All’insegna della socialità è poi il progetto per il Prato dei Castagni: prevede una ludoteca di 117 metri quadrati, una gelateria-caffetteria di 128 metri quadrati ed una grande terrazza esterna con 40 posti a sedere sotto l’ombra dei cipressi. Anche in questo caso verrà effettuato un restauro architettonico generale, ci sarà un nuovo impianto di illuminazione e verrà costruito un percorso esterno teso a garantire la piena accessibilità agli spazi.

Nuove aule, laboratori, uffici e sale studio sorgeranno nella Palazzina di Annalena, destinata al Dipartimento per l’Educazione: 233 mq, pronti ad accogliere oltre 100 persone. In programma c’è anche il restauro delle Pagliere, l’edificio collocato nel cuore del giardino delle Scuderie Reali. Un nuovo impianto di illuminazione e di climatizzazione permetterà infatti l’attivazione, al piano terra del palazzo, di una biglietteria e di un bookshop, di un’area bar e di un deposito di 814mq per la collezione di tappeti e arazzi. Al primo piano, invece, aprirà al pubblico un vasto spazio espositivo, di oltre 800mq, che diventerà il centro delle Gallerie degli Uffizi per le mostre temporanee.

I prossimi progetti

Se quelli di sopra elencati sono i progetti che verranno realizzati in tempi più brevi, quelli di seguito, concepiti per un investimento di oltre 16.000.000 di euro, partiranno tra qualche anno. Tra questi, oltre al completamento del Giardino dei Principini, che si estenderà su tre terrazzamenti (150mila euro), è prevista la riqualificazione degli accessi di Forte Belvedere, Porta Romana e La Specola, per un budget previsto di 650.000 euro.

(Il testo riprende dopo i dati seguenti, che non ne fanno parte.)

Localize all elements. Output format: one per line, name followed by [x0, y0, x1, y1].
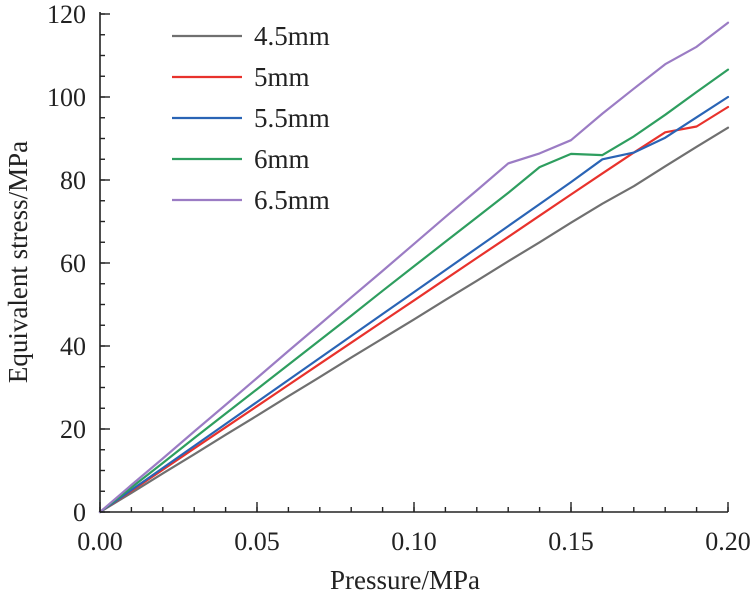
y-tick-label: 20 [60, 415, 86, 444]
x-tick-label: 0.05 [234, 527, 280, 556]
y-tick-label: 0 [73, 498, 86, 527]
y-tick-label: 40 [60, 332, 86, 361]
y-tick-label: 100 [47, 83, 86, 112]
x-tick-label: 0.20 [705, 527, 751, 556]
legend: 4.5mm 5mm 5.5mm 6mm 6.5mm [172, 21, 330, 215]
legend-label-6mm: 6mm [254, 144, 310, 174]
legend-label-4.5mm: 4.5mm [254, 21, 330, 51]
x-tick-label: 0.10 [391, 527, 437, 556]
axes: 0.00 0.05 0.10 0.15 0.20 0 20 40 60 80 100 120 [47, 0, 751, 556]
series-layer [98, 21, 730, 514]
y-tick-label: 80 [60, 166, 86, 195]
series-line-4.5mm [98, 126, 730, 514]
series-line-6.5mm [98, 21, 730, 514]
x-axis-title: Pressure/MPa [330, 565, 480, 595]
legend-label-6.5mm: 6.5mm [254, 185, 330, 215]
y-axis-title: Equivalent stress/MPa [3, 141, 33, 383]
legend-label-5mm: 5mm [254, 62, 310, 92]
series-line-5mm [98, 105, 730, 514]
y-tick-label: 60 [60, 249, 86, 278]
series-line-6mm [98, 68, 730, 514]
x-tick-label: 0.15 [548, 527, 594, 556]
y-tick-label: 120 [47, 0, 86, 29]
series-line-5.5mm [98, 95, 730, 514]
legend-label-5.5mm: 5.5mm [254, 103, 330, 133]
x-tick-label: 0.00 [77, 527, 123, 556]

Gli interventi principali di questa ultima parte di Boboli 2030 saranno il restauro integrale dell’Anfiteatro e del giardino antistante (4.000.000 di euro); quello architettonico, scultoreo e vegetale del Prato delle Colonne (1.400.000 euro) con la realizzazione di nuovi impianti per lo smaltimento dell’acqua; la messa in sicurezza dei muri di cinta e delle cancellate storiche del Parco Monumentale delle Scuderie Reali (1.400.000 euro); il recupero del sentiero che dalla Sughera porta alla Lavacapo (3.000.000 di euro); la realizzazione di un nuovo e accresciuto Gabinetto fotografico con ampi spazi di accoglienza al pubblico (1.000.000 di euro) all’interno dell’Infermeria dei Cavalli.

La struttura della Mascalcia (800.000 euro), invece, vedrà la realizzazione di nuovi spazi di catalogazione e archiviazione, mentre una grande opera di efficientamento energetico sarà effettuata nella Palazzina di Annalena (850.000 euro). Nel piano anche la ristrutturazione della Palazzina di Giove e della Vecchia: un grande laboratorio di restauro di 142mq (200.000 euro) in progetto per la Palazzina e 60 mq di nuovi uffici per il dipartimento di botanica e spogliatoi per i giardinieri alla Vecchia (36.000 euro). In cantiere anche il restauro della Mula, della Torre del Mascherino (280.000 euro) e della fontana dei Mostaccini (35.000 euro).